Craig Mundie is Microsoft’s senior advisor to the CEO, spending his time on big-picture stuff such as (according to his bio) “key strategic projects within the company, as well as with government and business leaders around the world on technology strategy, policy, and regulation.” At the EmTech MIT conference on Thursday, Mundie leveraged his expertise in policy and regulation as it pertains to issues of cybersecurity and personal identity.
Mundie recounted the initial privacy uproar that occurred when credit cards first became available: People were worried that banks could track their credit card purchases, which was true, but ultimately decided that giving up access to this data was worth the tradeoff of convenience and having access to credit. People could control the collection and retention of their data on a simpler level — get a credit card or don’t — which has been one of the basic tenets of the data-collection model for the past 30 years. But Mundie said he thinks “it’s now failing in a gargantuan way.”

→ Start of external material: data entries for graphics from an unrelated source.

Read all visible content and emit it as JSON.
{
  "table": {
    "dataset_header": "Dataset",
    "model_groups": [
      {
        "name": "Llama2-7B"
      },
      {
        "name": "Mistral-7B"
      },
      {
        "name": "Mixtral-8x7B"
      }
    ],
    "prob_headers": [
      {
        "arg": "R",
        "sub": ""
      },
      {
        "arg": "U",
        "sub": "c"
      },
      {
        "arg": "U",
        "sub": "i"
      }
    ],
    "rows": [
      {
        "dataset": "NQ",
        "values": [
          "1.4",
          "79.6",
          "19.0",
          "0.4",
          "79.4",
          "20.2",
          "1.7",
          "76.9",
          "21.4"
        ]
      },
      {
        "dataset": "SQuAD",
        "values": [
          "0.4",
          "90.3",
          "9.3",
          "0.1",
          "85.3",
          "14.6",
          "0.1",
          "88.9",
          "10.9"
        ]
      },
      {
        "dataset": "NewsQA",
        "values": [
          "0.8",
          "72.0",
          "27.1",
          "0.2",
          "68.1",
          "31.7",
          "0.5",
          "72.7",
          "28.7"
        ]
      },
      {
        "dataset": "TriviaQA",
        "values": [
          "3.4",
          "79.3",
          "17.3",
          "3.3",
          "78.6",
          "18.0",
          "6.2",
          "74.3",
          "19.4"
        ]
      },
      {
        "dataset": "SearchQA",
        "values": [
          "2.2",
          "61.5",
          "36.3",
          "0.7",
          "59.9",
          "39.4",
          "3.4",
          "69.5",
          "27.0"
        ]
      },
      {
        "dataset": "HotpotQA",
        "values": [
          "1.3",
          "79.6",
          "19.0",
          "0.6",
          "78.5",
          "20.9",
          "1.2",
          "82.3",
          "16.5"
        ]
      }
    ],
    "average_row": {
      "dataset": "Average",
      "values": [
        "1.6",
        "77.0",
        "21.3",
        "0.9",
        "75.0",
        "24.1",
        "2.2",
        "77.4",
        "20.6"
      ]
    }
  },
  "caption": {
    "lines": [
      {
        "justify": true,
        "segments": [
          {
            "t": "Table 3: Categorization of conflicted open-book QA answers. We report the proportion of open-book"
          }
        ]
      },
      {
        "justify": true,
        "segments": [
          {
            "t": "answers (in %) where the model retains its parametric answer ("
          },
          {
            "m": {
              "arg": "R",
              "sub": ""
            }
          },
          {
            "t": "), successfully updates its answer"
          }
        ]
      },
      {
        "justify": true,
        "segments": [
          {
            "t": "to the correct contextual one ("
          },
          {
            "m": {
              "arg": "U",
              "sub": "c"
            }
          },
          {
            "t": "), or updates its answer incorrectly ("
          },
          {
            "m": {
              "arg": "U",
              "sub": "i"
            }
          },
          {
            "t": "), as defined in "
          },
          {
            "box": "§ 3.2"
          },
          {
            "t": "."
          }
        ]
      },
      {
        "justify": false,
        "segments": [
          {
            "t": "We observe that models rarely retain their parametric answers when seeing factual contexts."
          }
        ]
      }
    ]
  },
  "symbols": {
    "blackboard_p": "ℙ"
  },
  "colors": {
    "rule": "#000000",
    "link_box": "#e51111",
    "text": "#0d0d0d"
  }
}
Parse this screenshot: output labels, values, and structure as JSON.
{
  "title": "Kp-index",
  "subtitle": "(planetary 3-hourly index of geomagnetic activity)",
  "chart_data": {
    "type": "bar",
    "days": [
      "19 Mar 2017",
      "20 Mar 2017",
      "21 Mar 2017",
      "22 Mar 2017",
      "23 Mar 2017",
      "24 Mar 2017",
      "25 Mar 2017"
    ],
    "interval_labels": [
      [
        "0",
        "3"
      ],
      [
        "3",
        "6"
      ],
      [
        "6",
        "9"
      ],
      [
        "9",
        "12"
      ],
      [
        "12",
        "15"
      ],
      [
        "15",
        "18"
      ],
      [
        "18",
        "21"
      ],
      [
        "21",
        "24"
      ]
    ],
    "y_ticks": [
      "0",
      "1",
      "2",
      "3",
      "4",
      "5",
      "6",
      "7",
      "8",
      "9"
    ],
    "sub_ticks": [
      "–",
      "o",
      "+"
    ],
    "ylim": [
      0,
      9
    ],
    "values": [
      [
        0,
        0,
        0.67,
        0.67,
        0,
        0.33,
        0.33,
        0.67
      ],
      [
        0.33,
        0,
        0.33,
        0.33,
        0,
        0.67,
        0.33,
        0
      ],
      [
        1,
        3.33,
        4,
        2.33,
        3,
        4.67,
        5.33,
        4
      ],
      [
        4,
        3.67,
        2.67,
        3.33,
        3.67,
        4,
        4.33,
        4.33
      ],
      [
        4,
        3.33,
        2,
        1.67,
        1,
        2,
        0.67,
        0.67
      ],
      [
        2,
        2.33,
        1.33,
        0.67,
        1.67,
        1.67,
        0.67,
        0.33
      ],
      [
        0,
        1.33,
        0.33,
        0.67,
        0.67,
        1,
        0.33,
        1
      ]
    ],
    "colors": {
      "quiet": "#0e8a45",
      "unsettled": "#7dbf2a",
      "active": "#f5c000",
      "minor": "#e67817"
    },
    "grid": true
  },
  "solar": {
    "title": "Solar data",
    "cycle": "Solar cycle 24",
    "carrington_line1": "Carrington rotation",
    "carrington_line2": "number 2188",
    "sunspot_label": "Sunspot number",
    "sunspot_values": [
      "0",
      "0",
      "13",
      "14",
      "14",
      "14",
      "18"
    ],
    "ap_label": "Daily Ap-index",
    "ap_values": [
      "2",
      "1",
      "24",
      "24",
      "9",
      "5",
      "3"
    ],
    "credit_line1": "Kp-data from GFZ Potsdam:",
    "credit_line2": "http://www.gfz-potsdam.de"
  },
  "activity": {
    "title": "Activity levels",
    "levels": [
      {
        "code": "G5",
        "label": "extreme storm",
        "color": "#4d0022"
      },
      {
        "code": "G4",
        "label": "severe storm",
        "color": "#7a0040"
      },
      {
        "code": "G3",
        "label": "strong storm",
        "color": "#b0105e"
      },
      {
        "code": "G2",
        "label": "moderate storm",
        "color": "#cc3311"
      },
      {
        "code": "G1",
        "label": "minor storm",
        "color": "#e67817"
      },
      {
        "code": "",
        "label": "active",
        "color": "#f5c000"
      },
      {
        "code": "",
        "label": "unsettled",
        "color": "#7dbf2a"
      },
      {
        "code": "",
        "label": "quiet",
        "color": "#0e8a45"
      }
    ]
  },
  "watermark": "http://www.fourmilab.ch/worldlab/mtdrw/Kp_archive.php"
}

When asked why, Mundie responded, “Because there’s just too much data being collected in too many ways. And most of it now is from things where you don’t feel like you had a specific role in the transaction.”
Mundie continued, “I think now it’s just you’re being observed. Whether it’s for commercial purposes or other activities, I don’t think it’s possible anymore to decide to control things by controlling the collection and retention of the data. That’s been what we’ve done, legally, in this country and elsewhere, and I think that’s run its course and we have to move to a new model.”
In other words, instead of trying to opt out of everything that could possibly track you, let’s all just accept that a lot of data’s being constantly collected about us and instead regulate how the data is used. The cat’s out of the bag; the toothpaste is out of the tube.
Mundie contends that most people don’t care so much that data’s being collected about them, it’s that they care more about how the data is used. So instead of trying to regulate the collection of data, we should be trying to regulate the usage of data.
“I think we’re going to have to have a usage-based way of controlling this now,” said Mundie. “And one way to think about doing that is to put cryptographic wrappers and metadata around these things that control the uses of data. To do that, we have to perfect identity to a degree that we haven’t in the past and we have to make sure that the incentives for comporting with those rules are there. And that’s where the law comes in.”
That’s easier said than done. We’d each basically have to have a universal profile of ourselves protected in a way such that no identifying information about us gets revealed and that can’t be assumed by someone trying to steal our identities. It’s like DRM for our data, as Mundie would later explain.
Mundie’s references to cryptographic wrappers, metadata and perfecting identity are currently three pretty big hills to climb. Assuming we could get those three things worked out, though, we’d then be able to turn to regulating how our data could be used. When asked what the policy regime would look like, Mundie offered the following: “In the simplest terms, what you want to say is that there are substantial legal penalties for anyone who would essentially violate the rules that are defined in the metadata.”
Mundie continued, “Personally, I would make it a felony. Because without that, the penalties are too low to deter people. What you really want to do if you want society to generally move in this direction is to make it a really serious crime for people to subvert those mechanisms.”
Other topics covered in Mundie’s topic included the notion that apps should tell you what they’re doing with your data instead of just telling you they’re collecting your data, the taxonomy of cybersecurity, the implications of government surveillance, and how as a society, we’ll eventually have to grapple with letting people opt out of certain things but not opt out of others.